Frank Bucholtz/Special to the Aldergrove Star
Time travel and quantum gravity were among the subjects discussed at an in-person gathering of more than two dozen of the world’s top physicists in Vancouver last week.
The conference was organized by the Quantum Gravity Society (QGS), a new Vancouver-based organization. Among its founders is Frank Giustra, a businessman and philanthropist with strong roots in Aldergrove.
Giustra, who graduated from Aldergrove Secondary in 1976 and lived in the community for a number of years, has had an important career in business and finance. He spent a number of years in helping finance the mining industry as a stockbroker, and then went on to play a pivotal role in the founding and growth of Goldcorp. He was also chairman of Lions Gate Entertainment, and is currently president and CEO of Fiore Group of Companies.

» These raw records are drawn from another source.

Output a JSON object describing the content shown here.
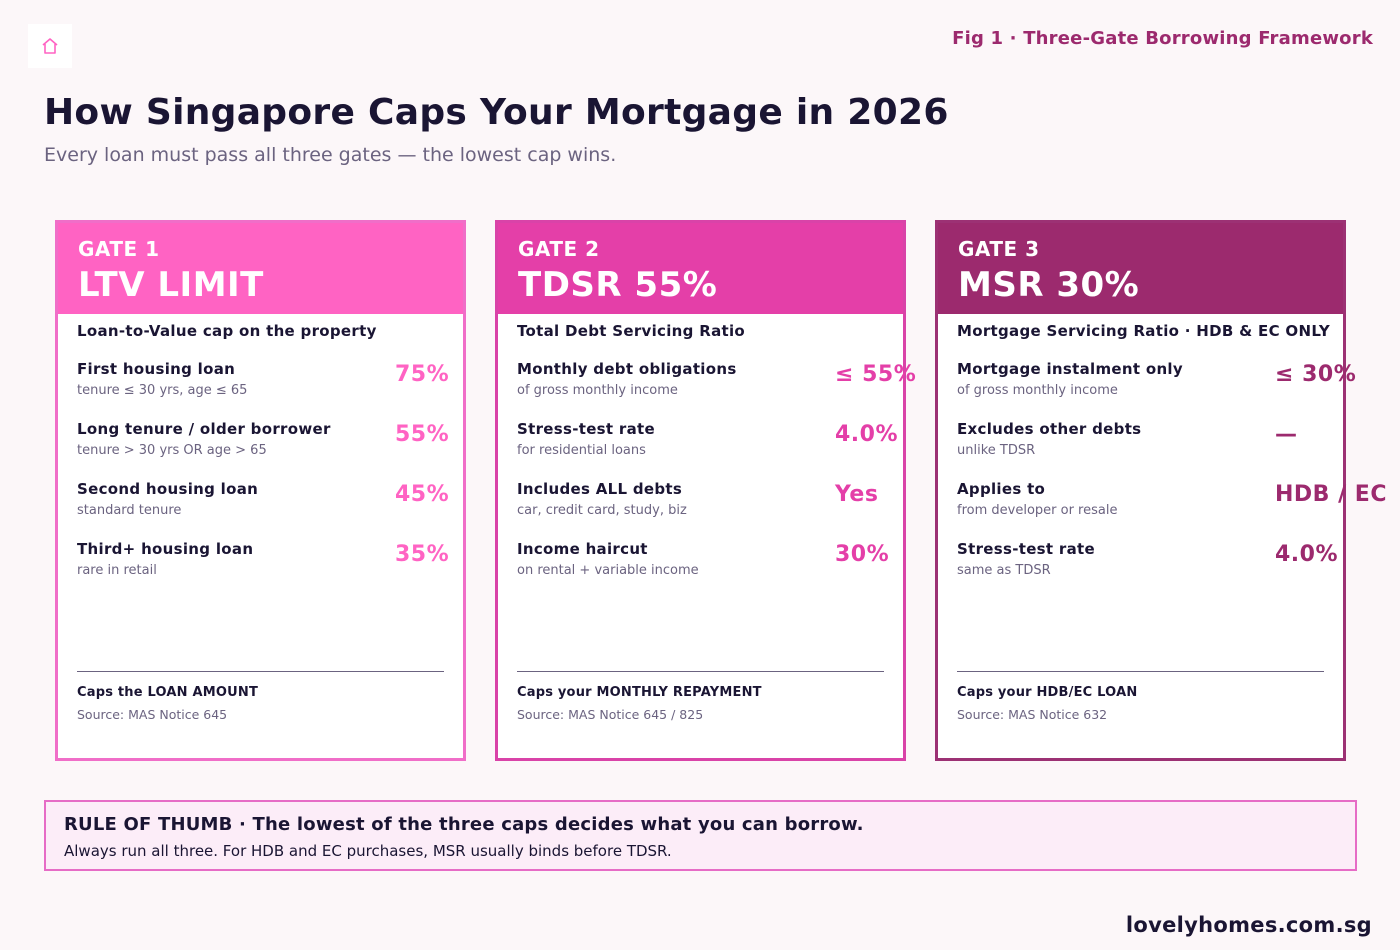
{
  "header": {
    "logo_icon": "home-icon",
    "fig_label": "Fig 1 · Three-Gate Borrowing Framework",
    "title": "How Singapore Caps Your Mortgage in 2026",
    "subtitle": "Every loan must pass all three gates — the lowest cap wins."
  },
  "colors": {
    "gate1": "#ff63c3",
    "gate1_border": "#f06ec8",
    "gate2": "#e43fa8",
    "gate2_border": "#d943a8",
    "gate3": "#9c2a6e",
    "gate3_border": "#9c3174"
  },
  "gates": [
    {
      "gate_label": "GATE 1",
      "name": "LTV LIMIT",
      "sub": "Loan-to-Value cap on the property",
      "rows": [
        {
          "label": "First housing loan",
          "sub": "tenure ≤ 30 yrs, age ≤ 65",
          "value": "75%"
        },
        {
          "label": "Long tenure / older borrower",
          "sub": "tenure > 30 yrs OR age > 65",
          "value": "55%"
        },
        {
          "label": "Second housing loan",
          "sub": "standard tenure",
          "value": "45%"
        },
        {
          "label": "Third+ housing loan",
          "sub": "rare in retail",
          "value": "35%"
        }
      ],
      "foot_title": "Caps the LOAN AMOUNT",
      "foot_source": "Source: MAS Notice 645"
    },
    {
      "gate_label": "GATE 2",
      "name": "TDSR 55%",
      "sub": "Total Debt Servicing Ratio",
      "rows": [
        {
          "label": "Monthly debt obligations",
          "sub": "of gross monthly income",
          "value": "≤ 55%"
        },
        {
          "label": "Stress-test rate",
          "sub": "for residential loans",
          "value": "4.0%"
        },
        {
          "label": "Includes ALL debts",
          "sub": "car, credit card, study, biz",
          "value": "Yes"
        },
        {
          "label": "Income haircut",
          "sub": "on rental + variable income",
          "value": "30%"
        }
      ],
      "foot_title": "Caps your MONTHLY REPAYMENT",
      "foot_source": "Source: MAS Notice 645 / 825"
    },
    {
      "gate_label": "GATE 3",
      "name": "MSR 30%",
      "sub": "Mortgage Servicing Ratio · HDB & EC ONLY",
      "rows": [
        {
          "label": "Mortgage instalment only",
          "sub": "of gross monthly income",
          "value": "≤ 30%"
        },
        {
          "label": "Excludes other debts",
          "sub": "unlike TDSR",
          "value": "—"
        },
        {
          "label": "Applies to",
          "sub": "from developer or resale",
          "value": "HDB / EC"
        },
        {
          "label": "Stress-test rate",
          "sub": "same as TDSR",
          "value": "4.0%"
        }
      ],
      "foot_title": "Caps your HDB/EC LOAN",
      "foot_source": "Source: MAS Notice 632"
    }
  ],
  "rule": {
    "title": "RULE OF THUMB · The lowest of the three caps decides what you can borrow.",
    "text": "Always run all three. For HDB and EC purchases, MSR usually binds before TDSR."
  },
  "footer": {
    "site": "lovelyhomes.com.sg"
  }
}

He has set up the Giustra Foundation and with former U.S. president Bill Clinton, established the Clinton Giustra Enterprise partnership, which has been renamed Accesso. It builds social businesses in Latin American countries. Giustra is also involved with the International Crisis Group.

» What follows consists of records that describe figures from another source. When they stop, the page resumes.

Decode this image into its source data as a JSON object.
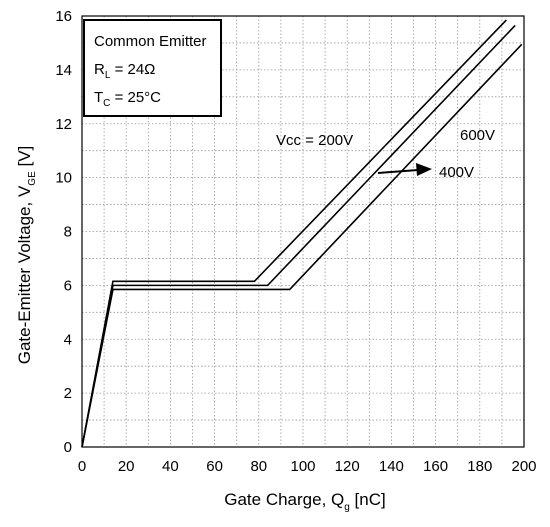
{
  "chart_data": {
    "type": "line",
    "xlabel": {
      "main": "Gate Charge, Q",
      "sub": "g",
      "tail": " [nC]"
    },
    "ylabel": {
      "main": "Gate-Emitter Voltage, V",
      "sub": "GE",
      "tail": " [V]"
    },
    "xlim": [
      0,
      200
    ],
    "ylim": [
      0,
      16
    ],
    "xticks": [
      "0",
      "20",
      "40",
      "60",
      "80",
      "100",
      "120",
      "140",
      "160",
      "180",
      "200"
    ],
    "yticks": [
      "0",
      "2",
      "4",
      "6",
      "8",
      "10",
      "12",
      "14",
      "16"
    ],
    "grid": true,
    "legend": {
      "line1": "Common Emitter",
      "line2_main": "R",
      "line2_sub": "L",
      "line2_tail": " = 24Ω",
      "line3_main": "T",
      "line3_sub": "C",
      "line3_tail": " = 25°C"
    },
    "annotations": {
      "vcc200": "Vcc = 200V",
      "v400": "400V",
      "v600": "600V"
    },
    "series": [
      {
        "label_key": "vcc200",
        "x": [
          0,
          14,
          78,
          192
        ],
        "y": [
          0,
          6.15,
          6.15,
          15.85
        ]
      },
      {
        "label_key": "v400",
        "x": [
          0,
          14,
          84,
          196
        ],
        "y": [
          0,
          6.0,
          6.0,
          15.65
        ]
      },
      {
        "label_key": "v600",
        "x": [
          0,
          14,
          94,
          199
        ],
        "y": [
          0,
          5.85,
          5.85,
          14.95
        ]
      }
    ]
  }
}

QGS is the latest of the many endeavours he has been involved with. He is among a number of business leaders from the Vancouver area who have formed the society and helped pay for the conference at the Westin Bayshore Inn.

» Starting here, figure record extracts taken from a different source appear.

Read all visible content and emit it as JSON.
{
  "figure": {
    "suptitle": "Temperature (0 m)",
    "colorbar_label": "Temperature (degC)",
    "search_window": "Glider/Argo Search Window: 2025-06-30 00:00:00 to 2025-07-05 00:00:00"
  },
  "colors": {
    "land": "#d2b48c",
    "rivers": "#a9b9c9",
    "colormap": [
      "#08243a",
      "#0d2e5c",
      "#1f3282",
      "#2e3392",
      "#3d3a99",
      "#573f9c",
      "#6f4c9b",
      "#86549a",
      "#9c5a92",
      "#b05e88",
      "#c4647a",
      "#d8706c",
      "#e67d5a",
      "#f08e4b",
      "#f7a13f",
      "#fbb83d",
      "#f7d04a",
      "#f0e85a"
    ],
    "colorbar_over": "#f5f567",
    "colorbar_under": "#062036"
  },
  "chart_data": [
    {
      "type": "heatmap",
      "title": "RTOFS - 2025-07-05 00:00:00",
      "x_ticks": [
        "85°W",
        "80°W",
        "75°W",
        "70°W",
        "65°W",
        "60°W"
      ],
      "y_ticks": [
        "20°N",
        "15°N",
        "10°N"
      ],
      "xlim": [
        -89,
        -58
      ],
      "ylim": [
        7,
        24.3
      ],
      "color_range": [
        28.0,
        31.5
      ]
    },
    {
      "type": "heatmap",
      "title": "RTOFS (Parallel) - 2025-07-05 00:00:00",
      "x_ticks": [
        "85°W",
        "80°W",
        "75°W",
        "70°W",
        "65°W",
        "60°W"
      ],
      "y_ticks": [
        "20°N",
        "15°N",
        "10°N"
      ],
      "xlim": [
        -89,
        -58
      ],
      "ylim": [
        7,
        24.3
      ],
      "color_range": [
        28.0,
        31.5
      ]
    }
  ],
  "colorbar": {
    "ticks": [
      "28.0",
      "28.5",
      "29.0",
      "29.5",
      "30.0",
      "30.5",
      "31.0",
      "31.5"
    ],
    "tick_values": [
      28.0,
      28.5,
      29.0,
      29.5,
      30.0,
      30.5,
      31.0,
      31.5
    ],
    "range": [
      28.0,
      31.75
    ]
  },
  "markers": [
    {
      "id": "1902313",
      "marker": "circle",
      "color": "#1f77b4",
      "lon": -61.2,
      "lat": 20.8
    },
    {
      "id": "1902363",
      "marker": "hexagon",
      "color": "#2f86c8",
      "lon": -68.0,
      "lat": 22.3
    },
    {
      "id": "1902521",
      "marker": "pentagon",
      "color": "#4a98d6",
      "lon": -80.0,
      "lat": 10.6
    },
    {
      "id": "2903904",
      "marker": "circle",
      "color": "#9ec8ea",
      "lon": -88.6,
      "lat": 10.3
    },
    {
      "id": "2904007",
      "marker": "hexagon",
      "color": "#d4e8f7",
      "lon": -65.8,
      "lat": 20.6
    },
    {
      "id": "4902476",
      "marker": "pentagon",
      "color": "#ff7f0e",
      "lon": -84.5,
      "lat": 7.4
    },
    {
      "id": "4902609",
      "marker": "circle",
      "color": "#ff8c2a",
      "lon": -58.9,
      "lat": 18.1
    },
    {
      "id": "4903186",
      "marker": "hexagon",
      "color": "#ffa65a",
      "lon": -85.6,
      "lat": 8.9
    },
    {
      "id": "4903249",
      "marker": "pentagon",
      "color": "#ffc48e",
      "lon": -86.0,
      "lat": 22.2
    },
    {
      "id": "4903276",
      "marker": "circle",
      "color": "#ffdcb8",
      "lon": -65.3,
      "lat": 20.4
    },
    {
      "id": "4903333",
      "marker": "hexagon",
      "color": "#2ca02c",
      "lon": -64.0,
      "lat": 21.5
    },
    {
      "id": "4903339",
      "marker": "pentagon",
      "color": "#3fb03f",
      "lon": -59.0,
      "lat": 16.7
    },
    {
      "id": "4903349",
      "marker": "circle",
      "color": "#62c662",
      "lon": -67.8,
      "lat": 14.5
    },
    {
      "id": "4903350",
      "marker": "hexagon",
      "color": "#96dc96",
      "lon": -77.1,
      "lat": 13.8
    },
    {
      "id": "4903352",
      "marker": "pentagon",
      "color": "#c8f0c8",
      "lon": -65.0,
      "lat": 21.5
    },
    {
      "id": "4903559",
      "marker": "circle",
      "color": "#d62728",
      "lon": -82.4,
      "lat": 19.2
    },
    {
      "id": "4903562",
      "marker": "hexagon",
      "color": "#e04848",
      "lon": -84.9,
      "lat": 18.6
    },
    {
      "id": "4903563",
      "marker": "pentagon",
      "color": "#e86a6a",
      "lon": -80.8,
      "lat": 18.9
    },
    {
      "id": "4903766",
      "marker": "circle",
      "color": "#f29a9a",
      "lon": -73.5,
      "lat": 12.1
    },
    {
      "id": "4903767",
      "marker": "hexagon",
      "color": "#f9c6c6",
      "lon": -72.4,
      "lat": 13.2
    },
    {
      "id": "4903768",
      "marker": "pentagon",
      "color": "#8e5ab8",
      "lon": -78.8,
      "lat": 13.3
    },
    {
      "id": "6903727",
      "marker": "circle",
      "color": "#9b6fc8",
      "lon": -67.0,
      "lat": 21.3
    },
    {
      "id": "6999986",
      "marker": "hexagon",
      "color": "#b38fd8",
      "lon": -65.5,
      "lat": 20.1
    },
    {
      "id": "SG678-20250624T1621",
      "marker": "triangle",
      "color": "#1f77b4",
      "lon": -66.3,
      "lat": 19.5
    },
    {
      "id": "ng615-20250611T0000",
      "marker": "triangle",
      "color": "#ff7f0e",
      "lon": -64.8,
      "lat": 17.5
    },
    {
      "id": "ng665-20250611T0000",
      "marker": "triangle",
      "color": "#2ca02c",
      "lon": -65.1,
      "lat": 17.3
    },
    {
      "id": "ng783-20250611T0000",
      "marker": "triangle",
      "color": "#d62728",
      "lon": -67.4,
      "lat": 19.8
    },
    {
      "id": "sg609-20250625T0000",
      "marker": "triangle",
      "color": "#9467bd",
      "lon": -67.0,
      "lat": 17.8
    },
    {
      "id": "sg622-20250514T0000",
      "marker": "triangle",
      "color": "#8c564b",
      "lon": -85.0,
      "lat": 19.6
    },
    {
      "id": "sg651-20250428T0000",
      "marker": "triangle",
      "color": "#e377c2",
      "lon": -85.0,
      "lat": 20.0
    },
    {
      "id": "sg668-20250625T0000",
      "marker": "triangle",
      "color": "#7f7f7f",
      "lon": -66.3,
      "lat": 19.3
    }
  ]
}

The conference featured physicists who are world-renowned, including Nobel prize winners Kip Thorne, an expert on black holes, and Canadian-born James Peebles, a cosmologist. He was involved in development of the Big Bang theory. At the conference, the physicists discussed how to unify the incompatible theories of quantum mechanics and Einsteinian relativity.
These are responsible for most of the equipment that runs the world today, such as electronics, lasers, computers, cell phones and other technologies. Solving this scientific mystery could change understanding of time and gravity and lead to new technologies that could affect how people communicate, grow food, deliver health care, transport people and goods, and produce energy.
The physicists also took part in a photo shoot on Wednesday, Aug. 17, which replicated “the most intelligent picture ever taken.” This 1927 photo featured Einstein, Curie, Schrödinger, Bohr, Planck and other physicists attending the 1927 Solvay Conference on Physics in Brussels.